Los requerimientos de las Naciones Unidas instan a crear un marco de actuación a través de los órganos públicos de protección de la infancia. Un espacio compartido donde su bienestar sea una prioridad de Estado, pero todo ello se quiere incrustar con unos niveles de inversión educativa todavía muy por debajo de la media de los países de la OCDE, lo cual convierte cualquier acción política en una estrategia resbaladiza en manos solamente de la buena voluntad de los profesionales de la educación.
Dentro de esa loable pero efímera estrategia, nace la figura de la persona coordinadora para el bienestar y la protección del alumnado, enmarañada a través de una imperiosa necesidad de darle forma, a trompicones, a acuerdos de tratados internacionales y convenciones ratificadas por España desde hace décadas, así como a lo propugnado en el artículo 39 de la Constitución Española. Pero el problema no es tanto el qué, sino el cómo ha llegado esta prioridad a los centros escolares.
Porque, no: no se puede confiar el bienestar y la salud mental de los menores de edad a un docente del centro con alguna hora de descuento para que diseñe una de las estrategias transversales más delicadas, necesarias y ambiciosas de los poderes públicos, y que pasa por proteger a los miserables de la escuela. Quien pensó en esa figura, desconocía seguramente el entramado orgánico de los centros escolares en su cotidianidad –algo que no es nada nuevo–, en donde los problemas relacionados con la salud psicológica de cientos de menores a cargo de docentes formados en sus especialidades sacuden como relámpagos fugaces cada rincón de nuestro trabajo, con consecuencias también, claro está, en la merma de aprendizajes.
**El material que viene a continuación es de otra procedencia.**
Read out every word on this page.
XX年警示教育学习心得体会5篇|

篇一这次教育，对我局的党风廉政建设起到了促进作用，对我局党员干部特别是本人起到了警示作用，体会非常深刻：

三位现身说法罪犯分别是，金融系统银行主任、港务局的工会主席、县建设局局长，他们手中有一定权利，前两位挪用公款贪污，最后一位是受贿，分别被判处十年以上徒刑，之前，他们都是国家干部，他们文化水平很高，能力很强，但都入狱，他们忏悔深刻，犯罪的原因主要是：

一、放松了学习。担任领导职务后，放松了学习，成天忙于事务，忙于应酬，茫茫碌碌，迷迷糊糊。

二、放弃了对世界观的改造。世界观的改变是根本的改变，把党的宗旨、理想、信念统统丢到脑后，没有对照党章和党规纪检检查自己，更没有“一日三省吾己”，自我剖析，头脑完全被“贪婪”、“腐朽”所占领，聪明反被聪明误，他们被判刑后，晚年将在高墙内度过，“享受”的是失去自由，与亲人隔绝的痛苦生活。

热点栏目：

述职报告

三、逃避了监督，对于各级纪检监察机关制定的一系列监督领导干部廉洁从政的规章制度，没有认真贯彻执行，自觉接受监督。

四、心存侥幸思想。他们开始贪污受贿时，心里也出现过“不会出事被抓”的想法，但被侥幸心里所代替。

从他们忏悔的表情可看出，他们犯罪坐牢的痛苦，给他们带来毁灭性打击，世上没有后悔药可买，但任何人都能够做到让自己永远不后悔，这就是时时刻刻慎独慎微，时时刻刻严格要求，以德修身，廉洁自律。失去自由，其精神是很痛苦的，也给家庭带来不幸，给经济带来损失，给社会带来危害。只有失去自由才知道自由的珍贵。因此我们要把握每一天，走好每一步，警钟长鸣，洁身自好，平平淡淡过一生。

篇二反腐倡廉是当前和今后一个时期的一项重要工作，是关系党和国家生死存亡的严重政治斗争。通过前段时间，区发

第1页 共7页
Y, de eso, no se puede encargar un docente con apenas formación, por mucho buena voluntad que tenga.
El plan de acción que exige la delicada situación actual exige de una urgente estrategia transversal en donde los servicios externos de apoyo a la escuela, que siempre han abordado fugazmente intervenciones puntuales en el extrarradio educativo, intervengan definitivamente en nuestro terreno de trabajo mediante un marco de actuación pormenorizado. Desde una dotación mayor de recursos humanos a los departamentos de orientación hasta un trabajo coordinado con parcelas sanitarias y sociales que puedan actuar de manera ágil y más allá del entramado burocrático en la derivación de toda la problemática compleja que afecta a la escuela y desborda a unos profesionales educativos que no han sido formados para ello. Y esa es la urgencia de un debate nacional que nunca se ha querido afrontar y que deja a los miserables de la escuela en una situación de indefensión inusitada mientras seguimos cambiando leyes que no penetran en la raíz del problema.
Muchas veces le digo a mi alumnado de Literatura Universal de Bachillerato que el arte ha servido de evasión y refugio vital del ser humano ante todas las debilidades. Les sugiero que proyectarse en personajes que sufrieron embates vitales en distintas creaciones les permite, cuando se sienten mal, mirarse en el espejo de universales emocionales que siempre han estado ahí, como marco de la insatisfacción vital, entre otros estadíos psicológicos. Y mientras la salud mental de nuestros estudiantes invade en su expresión más cruel los designios de un destino que nos maniata, se los digo diciendo, como fórmula de sobrevivir a la existencia.